So, the time has come. The mid-point of bulan puasa is here. This holy month is a time for peace, reflection, connecting with our faith and aspiring to be the best version of ourselves. It’s also a time for a repeat of the same old challenges us working Muslims face every year.
Without further ado –
1. Messed Up Biological Clock
I don’t know about the rest of you, but my biological clock is at it’s worst during bulan puasa. Waking up at 4.30am only to go back to sleep at 5.40am and then attempting to wake up around 8.30am to get ready for work seriously screws up my system.

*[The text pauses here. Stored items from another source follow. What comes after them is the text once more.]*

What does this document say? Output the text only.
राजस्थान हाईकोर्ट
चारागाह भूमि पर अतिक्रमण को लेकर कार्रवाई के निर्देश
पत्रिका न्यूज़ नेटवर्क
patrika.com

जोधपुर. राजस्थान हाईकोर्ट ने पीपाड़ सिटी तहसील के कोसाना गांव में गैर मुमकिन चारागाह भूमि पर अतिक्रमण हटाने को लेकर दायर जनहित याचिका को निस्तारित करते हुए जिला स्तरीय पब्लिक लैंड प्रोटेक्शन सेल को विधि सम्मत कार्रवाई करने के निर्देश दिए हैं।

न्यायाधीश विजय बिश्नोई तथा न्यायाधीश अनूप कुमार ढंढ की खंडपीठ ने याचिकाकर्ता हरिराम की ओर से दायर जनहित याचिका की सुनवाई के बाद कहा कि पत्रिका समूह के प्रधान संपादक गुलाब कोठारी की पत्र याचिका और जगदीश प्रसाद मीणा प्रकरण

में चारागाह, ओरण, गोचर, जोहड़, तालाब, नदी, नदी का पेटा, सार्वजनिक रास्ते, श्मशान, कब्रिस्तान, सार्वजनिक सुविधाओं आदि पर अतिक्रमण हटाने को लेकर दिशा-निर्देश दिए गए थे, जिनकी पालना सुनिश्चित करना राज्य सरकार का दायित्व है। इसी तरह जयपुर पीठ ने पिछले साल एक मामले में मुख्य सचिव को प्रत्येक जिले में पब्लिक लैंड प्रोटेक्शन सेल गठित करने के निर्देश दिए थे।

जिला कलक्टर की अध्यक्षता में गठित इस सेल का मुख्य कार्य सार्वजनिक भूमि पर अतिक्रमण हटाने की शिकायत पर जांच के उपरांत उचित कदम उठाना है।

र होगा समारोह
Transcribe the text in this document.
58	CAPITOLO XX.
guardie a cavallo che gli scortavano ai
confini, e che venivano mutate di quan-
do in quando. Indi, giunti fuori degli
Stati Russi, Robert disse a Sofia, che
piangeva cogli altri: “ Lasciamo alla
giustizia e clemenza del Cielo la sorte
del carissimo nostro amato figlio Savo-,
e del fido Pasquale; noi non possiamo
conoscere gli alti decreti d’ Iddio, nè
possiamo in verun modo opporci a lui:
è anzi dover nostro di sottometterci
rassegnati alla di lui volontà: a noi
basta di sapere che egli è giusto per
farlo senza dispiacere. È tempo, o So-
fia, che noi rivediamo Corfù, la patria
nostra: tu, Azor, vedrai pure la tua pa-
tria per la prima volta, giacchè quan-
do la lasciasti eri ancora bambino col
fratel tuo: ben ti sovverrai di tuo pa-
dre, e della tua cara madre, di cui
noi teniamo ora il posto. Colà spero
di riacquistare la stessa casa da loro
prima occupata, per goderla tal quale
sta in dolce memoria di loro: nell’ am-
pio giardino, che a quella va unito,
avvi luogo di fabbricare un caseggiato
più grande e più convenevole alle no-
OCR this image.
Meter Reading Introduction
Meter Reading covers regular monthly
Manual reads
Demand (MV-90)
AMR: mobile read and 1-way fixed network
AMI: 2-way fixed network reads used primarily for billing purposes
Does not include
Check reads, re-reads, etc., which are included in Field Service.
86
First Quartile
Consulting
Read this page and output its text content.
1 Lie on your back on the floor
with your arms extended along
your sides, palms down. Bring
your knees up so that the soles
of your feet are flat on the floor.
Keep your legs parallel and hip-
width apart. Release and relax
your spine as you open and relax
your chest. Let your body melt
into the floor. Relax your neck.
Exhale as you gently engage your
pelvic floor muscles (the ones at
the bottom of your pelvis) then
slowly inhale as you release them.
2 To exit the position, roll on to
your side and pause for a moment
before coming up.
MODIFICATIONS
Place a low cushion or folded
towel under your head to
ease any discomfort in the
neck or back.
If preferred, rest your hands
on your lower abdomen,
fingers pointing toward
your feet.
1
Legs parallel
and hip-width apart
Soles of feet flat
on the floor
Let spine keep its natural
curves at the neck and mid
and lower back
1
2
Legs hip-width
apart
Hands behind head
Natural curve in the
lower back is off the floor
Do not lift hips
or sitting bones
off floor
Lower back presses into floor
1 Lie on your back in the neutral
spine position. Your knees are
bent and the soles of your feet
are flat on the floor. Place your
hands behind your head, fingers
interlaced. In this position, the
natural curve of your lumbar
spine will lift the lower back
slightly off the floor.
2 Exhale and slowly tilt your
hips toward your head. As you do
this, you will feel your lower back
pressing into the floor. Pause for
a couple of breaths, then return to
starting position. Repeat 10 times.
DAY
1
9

So, what do we do to combat this? We aim to be proactive! In the days leading up to Day 1 of bulan puasa, I tell myself that this is going to be the most productive month. Oh yes – I’m going to wake up for sahoor, cook and eat a healthy breakfast, and then I’m going to immediately start my day so I can finish early and have a short nap before buka puasa and terawikh prayers.
This works… For about 2 days. And then, I realise that I get seriously hungry by 11am if I don’t go back to sleep for a couple of hours after sahoor. So, I revert to the old ways of sleeping a few hours after sahoor, which no doubt means that I’m going to have immense trouble waking up again for work and I’ll end up showing up late for the next 28 days.
2. No Caffeine
For you strong people who don’t need coffee to function, I salute you! I don’t know how you do it. Personally, I drink at least 1 cup every morning to get my day started. Coffee fiends, I know you feel me.
However, during bulan puasa, I skip coffee because I go back to sleep after sahoor. Also, coffee makes me want to drink a lot of water and I don’t need anything making me thirstier than I already am while fasting.
The result is that I spend majority of my day in a daze and smelling my non-Muslim colleagues’ coffee around the office makes my heart hurt. It also means that the first week or so of bulan puasa comes with caffeine withdrawal headaches… I guess I should take that as a sign to quit caffeine for good but have you tried Coffea Coffee’s Maestro blend??
Anyway, here are some tips on how to keep going through the work day WITHOUT CAFFEINE
3. Late Meetings
You know how long afternoon meetings suck all of the life out of you? Yeah, imagine that but double the life sucking effect due to the absence of food and water. Fasting is easiest when you’re completely immersed in doing other things like executing your tasks. Meetings require more thought and energy – this usually comes from food!
Meetings also have a tendency to get dragged longer than planned, which means that we need to rush like crazy to make it to buka puasa plans with our family and friends. And trust me, bulan puasa is when we Muslims are the most social at night!
A simple way to avoid this situation is to schedule meetings to take place earlier rather than later. Easy peasy!
4. Traffic Lah!
Given that the majority of Malaysians are Muslims adhering to the rituals of bulan puasa, it’s not surprising that everyone around can see and feel the affects of the timing adjustments that we make during this holy month.
Typically, we head out to buka puasa plans with family and friends anywhere between 4-6pm to beat the crowds fighting for parking slots and tables in restaurants. This means that during those hours, traffic on the road is crazy! Road etiquette is also basically non-existent during these hours so be patient, brothers and sisters, we don’t want to batal our puasa so close to the finish line! #cubaan
If you’re heading to a location relatively nearby for your buka puasa, I personally advise you to leave at 6.30pm. Trust me, the traffic has died down a lot by then and you still have about 40 minutes before buka puasa time. If you’re worried about making orders in time, I suggest heading to buka puasa buffets – here’s a list for you to choose from!
But hey, it’s all worth it in the end because what’s better than spending time with family and friends?
Okay, in all seriousness – bulan puasa isn’t bad at all. In fact, bulan puasa is one of the most beautiful months for the Muslim community. It’s easy for us to forget why we fast in the first place, many of us do it because we were told we have to. Fasting is not meant to be easy, it’s about learning how those less fortunate suffer.
We are lucky that all we have to do is refrain from eating and drinking during daylight hours for 30 days. Many people don’t have a choice and are unable to feast as soon as the sun sets. We have the luxury of fasting in comfortable environments: air conditioning, nice warm showers, comfy homes with comfy beds, choice of what to eat every night.
Bulan puasa is also a time when many Muslims come together every night for terawikh prayers. In no other month of the year do you see that many Muslims in a mosque after dinner. It is truly beautiful to see so many people willingly spend that much time in peaceful reflection and connecting with faith.
So, let us embrace bulan puasa and it’s challenges with open hearts and open minds. Ramadhan kareem!